Haiti is the most difficult country to do business in the Caribbean, according to the World Bank. The body, which released its Ease of Doing Business findings yesterday, ranked the country at a feeble 179 out of 190 economies.
Haiti is the most difficult country to do business in the Caribbean, according to the World Bank.
The body, which released its Ease of Doing Business findings yesterday, ranked the country at a feeble 179 out of 190 economies. Despite its weak showing, its overall score climbed marginally from 37.9 per cent last year to 40.7 per cent in the recent study, an increase of 2.8 per cent.

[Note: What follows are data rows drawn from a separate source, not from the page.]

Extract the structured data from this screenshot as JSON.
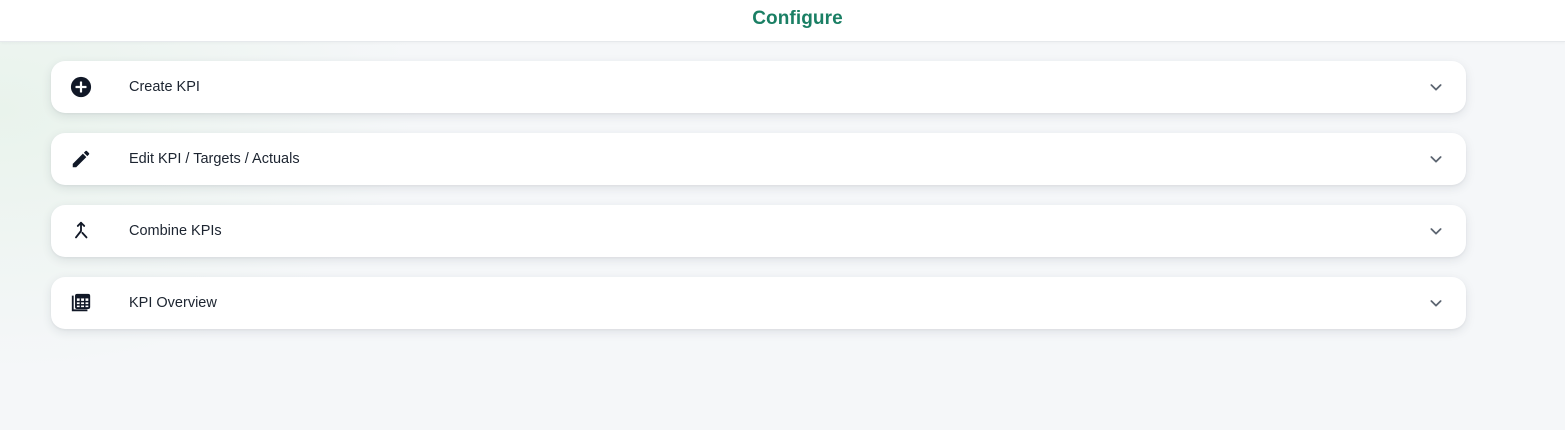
{
  "header": {
    "title": "Configure"
  },
  "colors": {
    "accent": "#1a7f64",
    "icon": "#111827",
    "chevron": "#5b6470"
  },
  "items": [
    {
      "label": "Create KPI",
      "icon": "add-circle-icon"
    },
    {
      "label": "Edit KPI / Targets / Actuals",
      "icon": "pencil-icon"
    },
    {
      "label": "Combine KPIs",
      "icon": "merge-icon"
    },
    {
      "label": "KPI Overview",
      "icon": "table-overview-icon"
    }
  ]
}
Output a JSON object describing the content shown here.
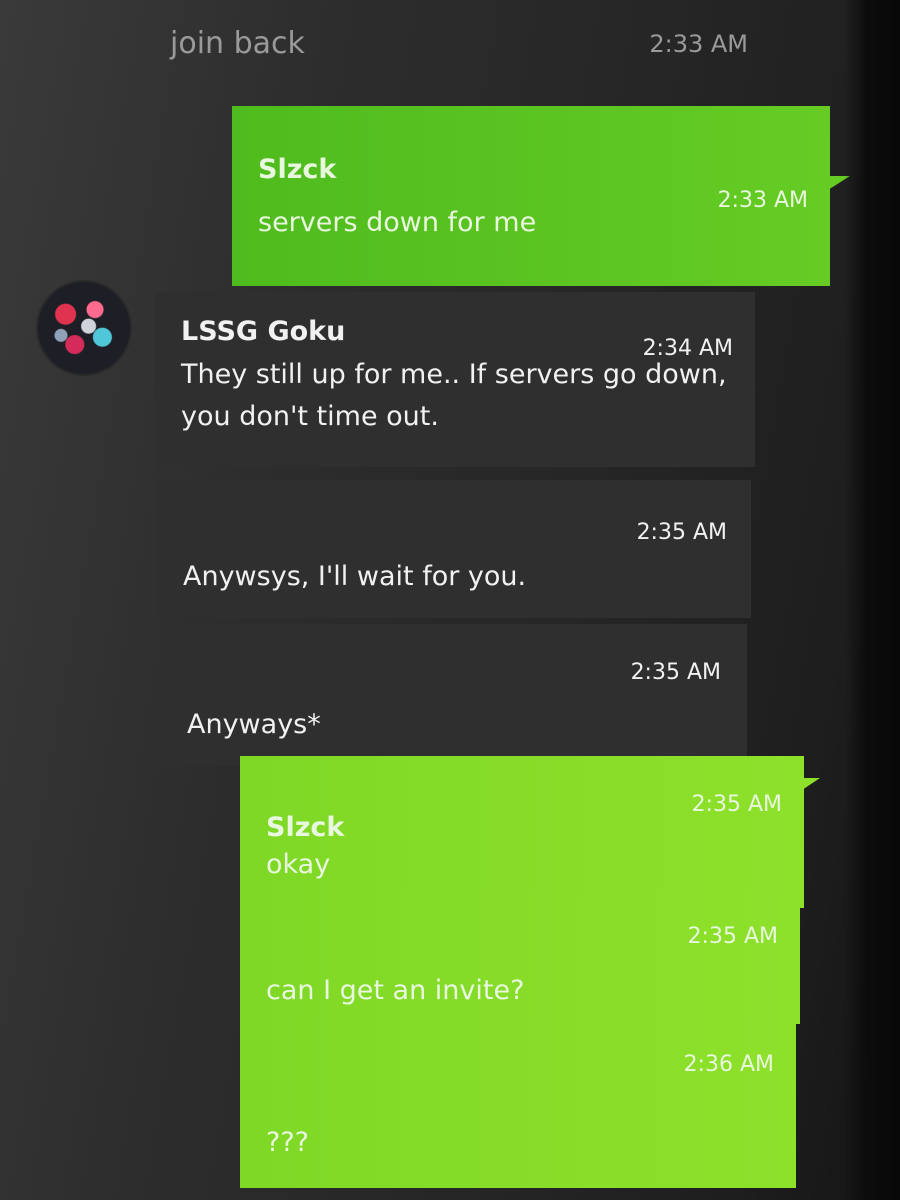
{
  "previous": {
    "text": "join back",
    "time": "2:33 AM"
  },
  "messages": [
    {
      "sender": "Slzck",
      "text": "servers down for me",
      "time": "2:33 AM"
    },
    {
      "sender": "LSSG Goku",
      "text": "They still up for me.. If servers go down, you don't time out.",
      "time": "2:34 AM"
    },
    {
      "text": "Anywsys, I'll wait for you.",
      "time": "2:35 AM"
    },
    {
      "text": "Anyways*",
      "time": "2:35 AM"
    },
    {
      "sender": "Slzck",
      "text": "okay",
      "time": "2:35 AM"
    },
    {
      "text": "can I get an invite?",
      "time": "2:35 AM"
    },
    {
      "text": "???",
      "time": "2:36 AM"
    }
  ],
  "colors": {
    "outgoing_bubble": "#5cc520",
    "outgoing_bubble_light": "#86dd29",
    "incoming_bubble": "#2f2f2f",
    "background": "#2a2a2a"
  },
  "avatar": {
    "icon": "user-avatar-image"
  }
}
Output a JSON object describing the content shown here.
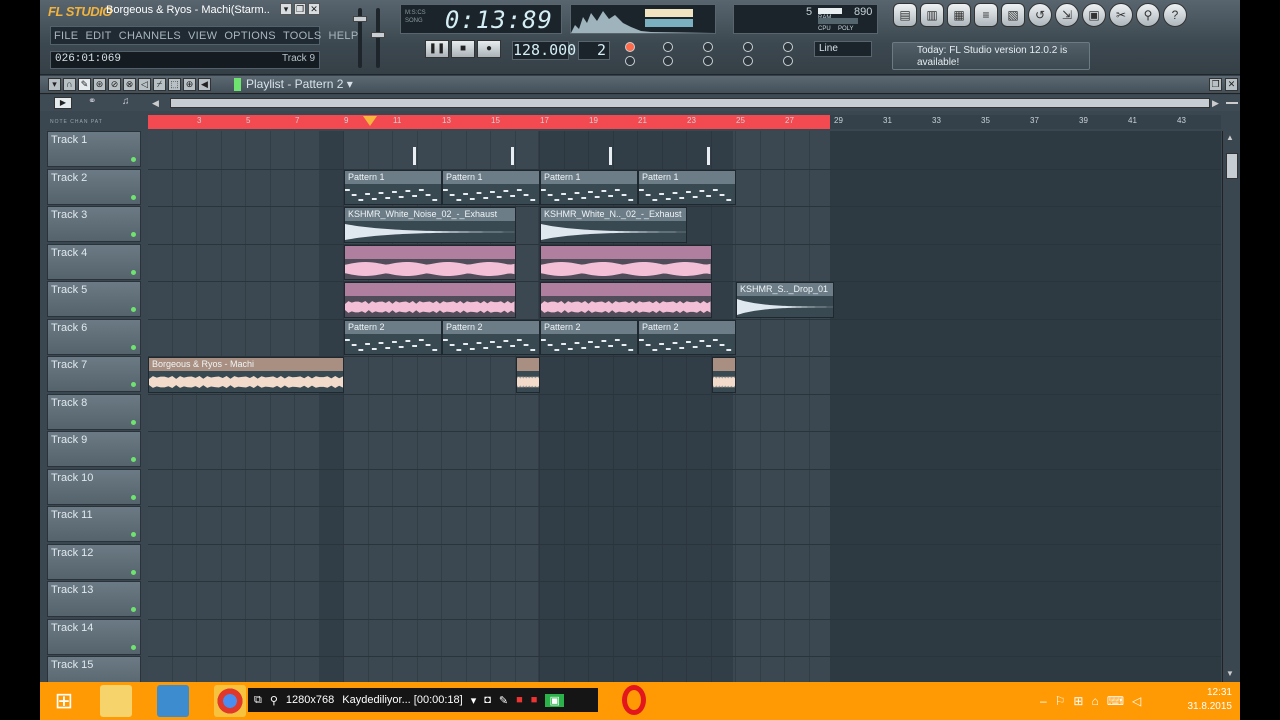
{
  "app": {
    "logo": "FL STUDIO",
    "window_title": "Borgeous & Ryos - Machi(Starm..",
    "window_buttons": [
      "▾",
      "❐",
      "✕"
    ]
  },
  "menu": [
    "FILE",
    "EDIT",
    "CHANNELS",
    "VIEW",
    "OPTIONS",
    "TOOLS",
    "HELP"
  ],
  "hint_bar": {
    "position": "026:01:069",
    "target": "Track 9"
  },
  "time_display": {
    "value": "0:13:89",
    "labels": [
      "M:S:CS",
      "SONG"
    ]
  },
  "transport": {
    "pause": "❚❚",
    "stop": "■",
    "record": "●"
  },
  "tempo": "128.000",
  "pattern_number": "2",
  "cpu": {
    "value": "5",
    "ram": "890",
    "labels": [
      "RAM",
      "CPU",
      "POLY"
    ]
  },
  "snap": "Line",
  "news": "Today: FL Studio version 12.0.2 is available!",
  "toolbar_icons": [
    "playlist-icon",
    "piano-roll-icon",
    "step-sequencer-icon",
    "mixer-icon",
    "browser-icon",
    "undo-icon",
    "render-icon",
    "save-icon",
    "tools-icon",
    "search-icon",
    "help-icon"
  ],
  "playlist": {
    "title": "Playlist - Pattern 2 ▾",
    "tracks": [
      "Track 1",
      "Track 2",
      "Track 3",
      "Track 4",
      "Track 5",
      "Track 6",
      "Track 7",
      "Track 8",
      "Track 9",
      "Track 10",
      "Track 11",
      "Track 12",
      "Track 13",
      "Track 14",
      "Track 15"
    ],
    "ruler_labels": [
      "3",
      "5",
      "7",
      "9",
      "11",
      "13",
      "15",
      "17",
      "19",
      "21",
      "23",
      "25",
      "27",
      "29",
      "31",
      "33",
      "35",
      "37",
      "39",
      "41",
      "43"
    ],
    "clips": {
      "pattern1": "Pattern 1",
      "pattern2": "Pattern 2",
      "white_noise_a": "KSHMR_White_Noise_02_-_Exhaust",
      "white_noise_b": "KSHMR_White_N.._02_-_Exhaust",
      "drop": "KSHMR_S.._Drop_01",
      "main_audio": "Borgeous & Ryos - Machi"
    }
  },
  "taskbar": {
    "resolution": "1280x768",
    "recording": "Kaydediliyor... [00:00:18]",
    "clock": "12:31",
    "date": "31.8.2015"
  },
  "colors": {
    "accent_orange": "#f2b33d",
    "taskbar": "#ff9a05",
    "ruler_red": "#f24a50"
  }
}
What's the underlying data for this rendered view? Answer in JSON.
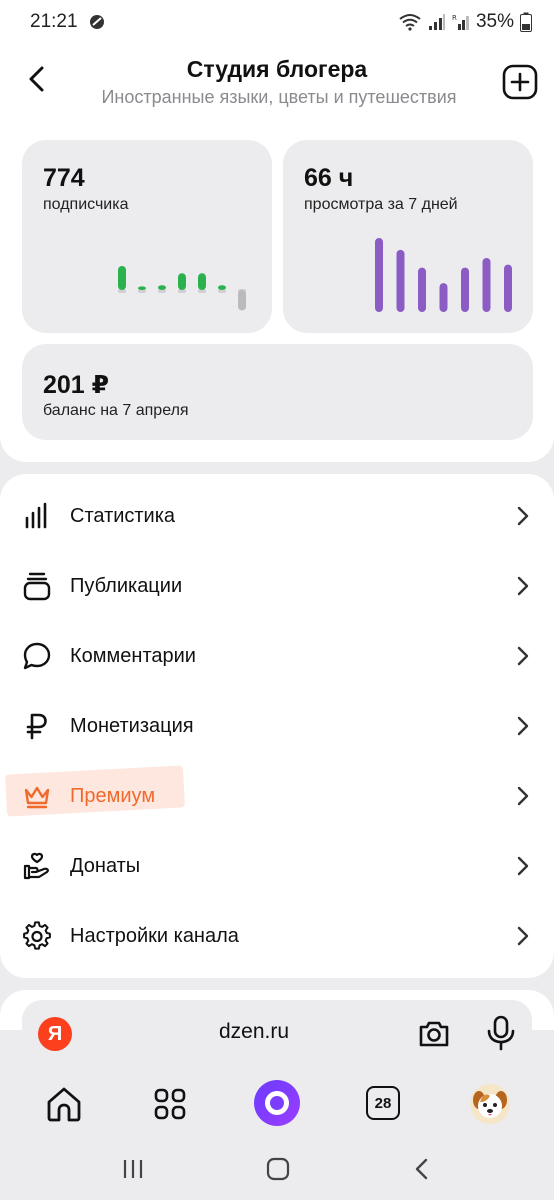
{
  "status": {
    "time": "21:21",
    "battery": "35%",
    "icons": [
      "moon-icon",
      "wifi-icon",
      "signal-icon",
      "signal-icon-2",
      "battery-icon"
    ]
  },
  "header": {
    "title": "Студия блогера",
    "subtitle": "Иностранные языки, цветы и путешествия"
  },
  "stats": {
    "subscribers": {
      "value": "774",
      "label": "подписчика",
      "bars": [
        1.0,
        0.15,
        0.2,
        0.7,
        0.7,
        0.2,
        -0.85
      ]
    },
    "views": {
      "value": "66 ч",
      "label": "просмотра за 7 дней",
      "bars": [
        1.0,
        0.84,
        0.6,
        0.39,
        0.6,
        0.73,
        0.64
      ]
    },
    "balance": {
      "value": "201 ₽",
      "label": "баланс на 7 апреля"
    }
  },
  "menu": [
    {
      "label": "Статистика",
      "icon": "bar-chart-icon"
    },
    {
      "label": "Публикации",
      "icon": "stack-icon"
    },
    {
      "label": "Комментарии",
      "icon": "comment-icon"
    },
    {
      "label": "Монетизация",
      "icon": "ruble-icon"
    },
    {
      "label": "Премиум",
      "icon": "crown-icon"
    },
    {
      "label": "Донаты",
      "icon": "heart-hand-icon"
    },
    {
      "label": "Настройки канала",
      "icon": "gear-icon"
    }
  ],
  "browser": {
    "logo": "Я",
    "url": "dzen.ru"
  },
  "bottom_nav": {
    "calendar_day": "28"
  },
  "colors": {
    "accent_green": "#2bb24c",
    "accent_purple": "#8a5cc4",
    "premium_orange": "#f06a2d"
  }
}
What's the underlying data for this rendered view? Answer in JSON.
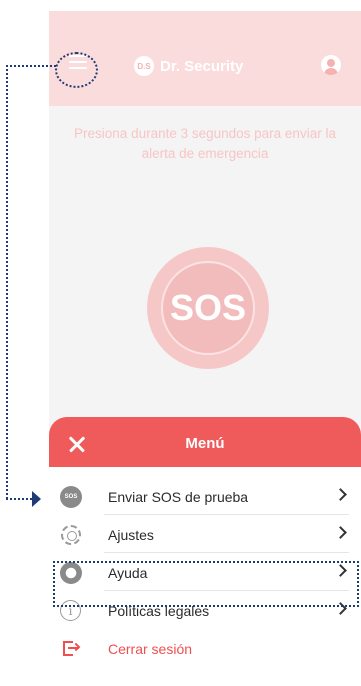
{
  "app": {
    "brand_logo_text": "D.S",
    "brand_name": "Dr. Security"
  },
  "home": {
    "instructions": "Presiona durante 3 segundos para enviar la alerta de emergencia",
    "sos_label": "SOS"
  },
  "menu": {
    "title": "Menú",
    "items": [
      {
        "label": "Enviar SOS de prueba",
        "icon": "sos-icon",
        "icon_text": "SOS"
      },
      {
        "label": "Ajustes",
        "icon": "gear-icon"
      },
      {
        "label": "Ayuda",
        "icon": "lifebuoy-icon"
      },
      {
        "label": "Políticas legales",
        "icon": "info-icon",
        "icon_text": "i"
      },
      {
        "label": "Cerrar sesión",
        "icon": "logout-icon"
      }
    ]
  },
  "colors": {
    "brand_red": "#ef5a5a",
    "annotation": "#1f3b73"
  }
}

The poor showing was due to its dismal performance in most of the key categories used to assess the ease with which business can be conducted in a country from creation through operation. When it comes to starting a business, Haiti ranks second to last, only placing ahead of Venezuela which is the worst-ranked economy in Latin America and the Caribbean with an overall doing business score of 30.2 per cent; this puts Venezuela 188 on the complete list. Comparatively, Caribbean neighbor Jamaica ranked sixth in the category.
According to the World Bank, “a high ease of doing business ranking means the regulatory environment is more conducive to the starting and operation of a local firm.”
Haiti also performed poorly in dealing with protecting minority investors (183), registering property (182), construction permits (179), resolving insolvency (168), paying taxes (149), getting electricity (147), getting credit (144) and enforcing contracts (127). In fact, the only indicator where it ranked in the top 100 is trading across borders, with a showing of 76.9 per cent that saw it place 85th.
Haiti, with a population of just over 11 million people, has been facing widespread protests for weeks as conditions, which have generally been poor for a protracted period, worsened with ongoing energy shortage, price hikes and increasing inflation amid suspicions of corruption at its top level.
The top ten placed economies are New Zealand, Singapore, Hong Kong, Denmark, Korea, the United States, Georgia, the United Kingston, Norway and Sweden.